To Caroline's surprise, Conor Larkin was familiar with all her research and dismissed it out of hand as academic claptrap, theories created in faraway places by men totally in love with their own conclusions.

It was now up to Conor to prove them wrong and substantiate his own beliefs. The two quit their flirting and went into a professional posture as Conor began to sway her with his dazzling reconstruction of history. She was both enthralled and bemused and cautioned herself to be on the alert for vast amounts of blarney from this incredibly charming paddy.

Rogue or brilliant scholar? Caroline sharpened her mind as he unfolded his story.

The first area of proof was never discovered by her researchers and most convincing: namely, the parish record books of St. Columba's Church of Ballyutogue, which dated back to the beginning of the fifteenth century.

Entries dealing with the great screen were in Gaelic and had been translated by Conor years before. The years between 1697 and 1701 described the arrival of "the Frenchman" and the construction of "grand ironwork at Castle Hubble. " The men from the village who worked on it at various times were listed and included the ancestors of his dear friend and neighbor, Seamus O'Neill. There were intimate tidbits of daily life that could only be known by someone living in the village two hundred years earlier.

Moreover, Conor was able to quote from a number of published works on the history of Ulster by British historians, which matched perfectly with St.
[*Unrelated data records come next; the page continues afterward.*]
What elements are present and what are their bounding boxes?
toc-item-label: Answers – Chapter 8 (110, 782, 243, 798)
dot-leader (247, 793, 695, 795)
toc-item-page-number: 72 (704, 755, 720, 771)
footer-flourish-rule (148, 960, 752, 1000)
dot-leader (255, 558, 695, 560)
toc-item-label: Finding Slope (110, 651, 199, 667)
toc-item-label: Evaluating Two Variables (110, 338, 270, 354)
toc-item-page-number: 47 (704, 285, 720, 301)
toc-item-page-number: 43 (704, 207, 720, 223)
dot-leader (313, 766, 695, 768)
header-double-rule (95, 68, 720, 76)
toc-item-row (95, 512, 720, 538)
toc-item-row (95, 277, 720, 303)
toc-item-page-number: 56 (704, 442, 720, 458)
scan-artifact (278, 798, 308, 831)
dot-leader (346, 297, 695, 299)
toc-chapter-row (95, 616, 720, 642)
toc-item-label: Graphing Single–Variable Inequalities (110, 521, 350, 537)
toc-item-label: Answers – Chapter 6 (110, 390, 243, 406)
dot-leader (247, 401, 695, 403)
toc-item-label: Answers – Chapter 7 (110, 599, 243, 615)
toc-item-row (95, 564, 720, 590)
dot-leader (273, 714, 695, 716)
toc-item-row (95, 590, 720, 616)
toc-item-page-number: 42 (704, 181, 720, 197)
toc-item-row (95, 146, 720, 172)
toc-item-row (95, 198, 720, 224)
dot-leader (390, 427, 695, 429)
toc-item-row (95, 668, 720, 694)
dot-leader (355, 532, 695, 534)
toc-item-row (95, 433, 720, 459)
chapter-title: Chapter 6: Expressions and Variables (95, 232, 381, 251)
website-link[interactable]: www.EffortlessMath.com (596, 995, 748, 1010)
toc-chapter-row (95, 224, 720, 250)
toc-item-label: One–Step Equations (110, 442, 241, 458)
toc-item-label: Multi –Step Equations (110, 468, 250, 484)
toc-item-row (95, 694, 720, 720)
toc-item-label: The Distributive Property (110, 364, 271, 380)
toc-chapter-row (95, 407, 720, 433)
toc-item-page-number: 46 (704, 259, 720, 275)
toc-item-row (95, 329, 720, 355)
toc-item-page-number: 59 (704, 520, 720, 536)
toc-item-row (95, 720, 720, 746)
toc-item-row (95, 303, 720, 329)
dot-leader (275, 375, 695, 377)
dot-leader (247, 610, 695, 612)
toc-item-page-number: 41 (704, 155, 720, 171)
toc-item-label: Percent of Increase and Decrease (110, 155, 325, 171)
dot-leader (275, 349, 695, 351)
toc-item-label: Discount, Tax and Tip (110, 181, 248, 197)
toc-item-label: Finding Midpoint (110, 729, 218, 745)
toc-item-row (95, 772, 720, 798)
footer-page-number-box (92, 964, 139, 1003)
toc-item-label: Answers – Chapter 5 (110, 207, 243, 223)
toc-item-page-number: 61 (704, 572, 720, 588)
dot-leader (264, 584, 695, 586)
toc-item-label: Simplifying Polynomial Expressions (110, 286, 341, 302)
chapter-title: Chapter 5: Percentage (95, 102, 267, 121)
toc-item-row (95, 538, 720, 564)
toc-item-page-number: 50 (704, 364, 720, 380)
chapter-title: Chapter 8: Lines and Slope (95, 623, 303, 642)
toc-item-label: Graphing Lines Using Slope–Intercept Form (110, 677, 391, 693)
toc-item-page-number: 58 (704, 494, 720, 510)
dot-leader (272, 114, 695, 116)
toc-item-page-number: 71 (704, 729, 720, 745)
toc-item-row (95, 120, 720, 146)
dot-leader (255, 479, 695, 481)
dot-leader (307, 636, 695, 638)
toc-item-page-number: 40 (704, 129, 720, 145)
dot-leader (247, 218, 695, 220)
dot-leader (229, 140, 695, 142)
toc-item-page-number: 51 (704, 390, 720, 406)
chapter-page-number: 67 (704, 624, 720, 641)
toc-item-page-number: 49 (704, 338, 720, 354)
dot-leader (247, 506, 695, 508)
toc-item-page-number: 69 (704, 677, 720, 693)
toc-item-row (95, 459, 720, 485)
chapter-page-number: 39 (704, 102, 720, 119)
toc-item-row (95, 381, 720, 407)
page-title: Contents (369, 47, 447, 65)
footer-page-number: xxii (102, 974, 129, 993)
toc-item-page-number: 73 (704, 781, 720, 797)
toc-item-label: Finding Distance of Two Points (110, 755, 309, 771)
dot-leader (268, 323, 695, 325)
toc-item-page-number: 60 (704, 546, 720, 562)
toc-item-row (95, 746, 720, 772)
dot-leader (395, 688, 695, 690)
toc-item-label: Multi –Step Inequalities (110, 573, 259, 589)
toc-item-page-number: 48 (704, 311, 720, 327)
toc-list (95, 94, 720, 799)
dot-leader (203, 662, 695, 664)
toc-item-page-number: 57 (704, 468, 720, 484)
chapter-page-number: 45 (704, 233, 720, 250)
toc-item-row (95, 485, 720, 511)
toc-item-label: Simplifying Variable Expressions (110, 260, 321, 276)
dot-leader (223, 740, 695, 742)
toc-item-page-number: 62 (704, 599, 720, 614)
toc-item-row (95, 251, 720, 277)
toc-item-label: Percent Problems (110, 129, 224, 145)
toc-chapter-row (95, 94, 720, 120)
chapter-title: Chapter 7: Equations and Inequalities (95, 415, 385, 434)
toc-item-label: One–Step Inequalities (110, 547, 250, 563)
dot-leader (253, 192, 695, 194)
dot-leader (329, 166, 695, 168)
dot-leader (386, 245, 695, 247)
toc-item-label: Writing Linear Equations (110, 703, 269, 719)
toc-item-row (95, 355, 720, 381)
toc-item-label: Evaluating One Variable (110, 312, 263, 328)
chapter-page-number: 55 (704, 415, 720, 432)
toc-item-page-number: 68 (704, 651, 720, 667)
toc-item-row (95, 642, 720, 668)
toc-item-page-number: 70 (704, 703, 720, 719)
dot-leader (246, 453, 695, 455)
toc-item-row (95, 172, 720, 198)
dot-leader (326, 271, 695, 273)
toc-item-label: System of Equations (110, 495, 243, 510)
Columba's records, although none of these historians had ever seen the church records.

"What have we here, now?" Caroline asked, looking at Conor's open palm holding a small rusty black mass.

"Feel this." She did.

"How does it feel?"

"Very satiny. What is it?"

Conor offered his shirt sleeve to wipe her hand clean. After an instant of hesitation, she did.

"Years ago, Mr. Lambe and I were both curious about the texture of the iron in this screen. He took a few scrapings and had it assayed at the royal assay offices in London. I took some samples on my first visit here with you. It was assayed in Belfast."

"Where in Belfast?"

"At Weed Ship & Iron. Best assay office in Ireland."

"What are you getting at, Mr. Larkin?"

"It took a long time for Mr. Lambe to ascertain its origin. All of the iron used in the original work here came from the Clanconcardy mine in Northern Wales. Once Tijou discovered it, it became his ore of choice. All of his later works are of the same base."

"Well, what is that supposed to prove?"

"This screen is the only work in Ireland made of Clanconcardy ore."

"What makes this ore so special?"

"Other ores can be pounded, brutalized into shape. Your Italian chap, Tustini, had a nice delicate touch, but the screen conquered him instead of the other way around. Had he discovered and used Clanconcardy, this," he said, pointing, "would look more like this."

"Just what does this ore mean to you?"

"It's angel's ore, actually difficult to express my feelings without offending you," Conor answered.

"Please go on."

"Aye, how to say it? I've worked with this ore whenever I can afford a few hundred pounds of it for very special commissions or gifts. It's... uh..."

"Mr. Larkin, just say it like you were speaking to one of the lads in your shop."

"Working with this ore is like a woman's flesh yielding in ecstasy to her lover. It's pure magic. You see," he quickly changed the subject, "the mine has been closed for decades for lack of yield. There are a few old-timers who will go in and flush some out, but at great expense. Twenty tons of this would be hard to come by."